US-Präsident Joe Biden sagte den Opfern Hilfe zu und rief den Katastrophenfall aus. Damit können Bundesmittel für den Wiederaufbau freigegeben werden.

Für den US-Staat Mississippi sagen Meteorologen nun weitere Unwetter voraus. Weil Mississippi als ärmster Bundesstaat der USA gilt, treffen derartige Katastrophen die Menschen dort besonders hart.

Deanne Criswell vom Katastrophenschutz: "Der Wiederaufbau wird lange brauchen. Eines der größten Probleme ist die Unterbringung der Menschen, überhaupt wie wir den Betroffenen helfen können."

In der fast völlig zerstörten Kleinstadt Rolling Fork wohnten bislang rund 2000 Menschen, etliche in ausgebauten Wohnwagen.

Shirley Stamps, Tornado-Opfer: "Ich will nur ein bisschen Hilfe. Geben Sie uns einfach etwas Hilfe. Wir haben alles verloren, wir müssen ganz von vorne anfangen.
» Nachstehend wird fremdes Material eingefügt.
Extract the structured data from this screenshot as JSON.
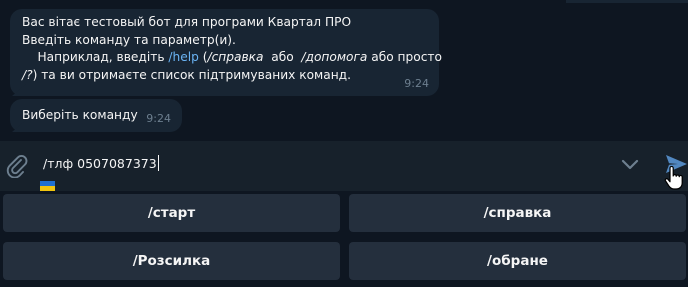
{
  "messages": [
    {
      "line1": "Вас вітає тестовый бот для програми Квартал ПРО",
      "line2": "Введіть команду та параметр(и).",
      "line3": {
        "prefix": "    Наприклад, введіть ",
        "help_link": "/help",
        "open": " (",
        "cmd1": "/справка",
        "sep": "  або  ",
        "cmd2": "/допомога",
        "suffix": " або просто"
      },
      "line4": {
        "cmd3": "/?",
        "suffix": ") та ви отримаєте список підтримуваних команд."
      },
      "time": "9:24"
    },
    {
      "text": "Виберіть команду",
      "time": "9:24"
    }
  ],
  "input": {
    "value": "/тлф 0507087373"
  },
  "icons": {
    "attach": "paperclip-icon",
    "keyboard_toggle": "chevron-down-icon",
    "send": "send-icon",
    "layout_flag": "ukraine-flag-icon",
    "cursor": "hand-pointer-icon"
  },
  "keyboard": {
    "buttons": [
      "/старт",
      "/справка",
      "/Розсилка",
      "/обране"
    ]
  },
  "colors": {
    "background": "#0e1621",
    "bubble": "#182533",
    "input_bar": "#17212b",
    "button": "#242f3d",
    "link": "#6ab3f3",
    "send": "#5288c1"
  }
}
Bitte helfen Sie uns. Viele hier haben keine Arbeit. Helfen Sie uns bitte. Danke."

Die Tornado-Saison in den südlichen US-Bundesstaaten hat noch nicht einmal offiziell ihren Höhepunkt erreicht. April, Mai und Juni sind in der Regel die aktivsten Monate für Unwetter und Tornados in der Region.